If you think the teens are happy about it, you’re wrong.

“For a lot of the kids in my class, it’s shocking because it’s never happened before,” said N’Dia Webb, a senior at Strawberry Crest High School in eastern Hillsborough County. “But it feels not so much a relief as you’d think it would.”

Webb said she and her classmates have studied so hard for the exams, which are the culmination of their IB coursework and help determine whether they qualify for a special diploma. They were ready to knock the tests out of the park.

What’s more, many of the assignments remaining in their classes were focused on further preparations. So the question becomes, what’s left for the remaining weeks of classes?

“We don’t know where it’s going,” Webb said. “I’m just going with the flow at this point.”

Ryan Haczynski, one of her IB teachers at Strawberry Crest, said he received emails and text messages from his students as soon as the news emerged. Many — especially seniors — were frustrated and concerned that the cancellation might mean they won’t get their diploma, which can lead to college credits at some schools.

That shouldn’t be the case, though. In a memo posted late Monday, IB officials said the decisions on official diplomas will be based on other course assignments that reflect their “standard of work” over time.

“For every IB course, students submit multiple assessments over two years of instruction,” IB director general Siva Kumari said in a blog post interview. We will be taking those scores into account, using predictive analytics tools and engaging the 15,000 examiners who ordinarily would be reviewing the exams as we pivot to a new way of reviewing an individual’s body of work."

The organization expects to reveal more details about the plan later this week.

“Really, we’re in a holding pattern while awaiting more specifics,” said Jeff Morgenstein, principal of Pasco County’s Gulf High School, which also has an IB program.

Around the bay area, four Hillsborough County district high schools offer International Baccalaureate, along with three Pinellas district schools, two Pasco district schools and one Hernando district school.

The situation is much the same for Cambridge, which is offered at three Pinellas and two Pasco high schools. It also has canceled its exams, and will use the “best available evidence” to issue course grades and certificates, according to the program’s latest memo.

“We will provide guidance to schools on how students will receive those grades,” the organization stated. “We are talking to universities worldwide, and they are factoring these unprecedented circumstances into admissions decisions, so students can continue with their education journeys as soon as possible.”

The move differs widely from the College Board’s decision to have students take Advanced Placement courses online at home.

Related: High schoolers will take their AP exams at home, College Board says

Morgenstein said that difference made sense, since AP classes don’t have other assignments and work delivered to College Board to be included in their course results. The AP test is the sole determinant of whether a student earns a score worthy of college credit.

IB director general Kumari said her organization did consider using online testing, but rejected the idea for several reasons. Those included the possibility that not all students would have access to the tools needed to take the exams, and the concern for students’ well being in this time of instability.

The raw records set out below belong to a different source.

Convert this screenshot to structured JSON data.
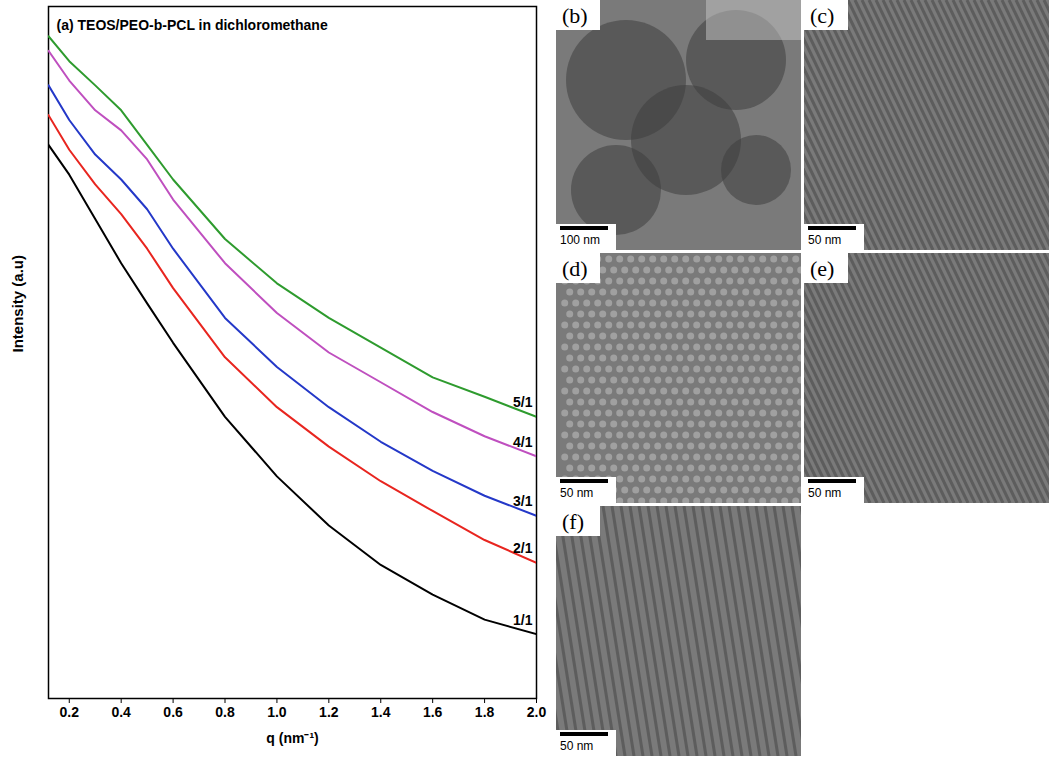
{
  "chart_data": {
    "type": "line",
    "title": "(a) TEOS/PEO-b-PCL in dichloromethane",
    "x_label": "q (nm⁻¹)",
    "y_label": "Intensity (a.u)",
    "x": [
      0.12,
      0.2,
      0.3,
      0.4,
      0.5,
      0.6,
      0.8,
      1.0,
      1.2,
      1.4,
      1.6,
      1.8,
      2.0
    ],
    "series": [
      {
        "name": "1/1",
        "color": "#000000",
        "values": [
          80,
          75.7,
          69.3,
          62.9,
          57.1,
          51.4,
          40.7,
          32.1,
          25,
          19.3,
          15,
          11.4,
          9.3
        ]
      },
      {
        "name": "2/1",
        "color": "#e8251f",
        "values": [
          84.3,
          79.3,
          74.3,
          70,
          65,
          59.3,
          49.3,
          42.1,
          36.4,
          31.4,
          27.1,
          22.9,
          19.6
        ]
      },
      {
        "name": "3/1",
        "color": "#2438c8",
        "values": [
          88.6,
          83.6,
          78.6,
          75,
          70.7,
          65,
          55,
          47.9,
          42.1,
          37.1,
          32.9,
          29.3,
          26.4
        ]
      },
      {
        "name": "4/1",
        "color": "#bf4fbf",
        "values": [
          93.6,
          89.3,
          85,
          82.1,
          77.9,
          72.1,
          62.9,
          55.7,
          50,
          45.7,
          41.4,
          37.9,
          35
        ]
      },
      {
        "name": "5/1",
        "color": "#2e9b2e",
        "values": [
          95.7,
          92.1,
          88.6,
          85,
          80,
          75,
          66.4,
          60,
          55,
          50.7,
          46.4,
          43.6,
          40.7
        ]
      }
    ],
    "xlim": [
      0.12,
      2.0
    ],
    "xticks": [
      0.2,
      0.4,
      0.6,
      0.8,
      {
        "value": 1,
        "label": "1.0"
      },
      1.2,
      1.4,
      1.6,
      1.8,
      {
        "value": 2,
        "label": "2.0"
      }
    ],
    "ylim": [
      0,
      100
    ],
    "yticks": [],
    "tick_labels": "x",
    "grid": false
  },
  "tem_images": [
    {
      "label": "(b)",
      "scale_bar": "100 nm"
    },
    {
      "label": "(c)",
      "scale_bar": "50 nm"
    },
    {
      "label": "(d)",
      "scale_bar": "50 nm"
    },
    {
      "label": "(e)",
      "scale_bar": "50 nm"
    },
    {
      "label": "(f)",
      "scale_bar": "50 nm"
    }
  ]
}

“It wouldn’t be fair to our students at this incredibly stressful time to add another layer of stress to their lives,” she said in the blog interview. She added parenthetically, “Indeed, taking the IB exams under these current adverse conditions would not measure the true abilities of our IB scholars and not be valid.”

Both Cambridge and IB plan to provide additional information about how their courses will be scored in the coming days.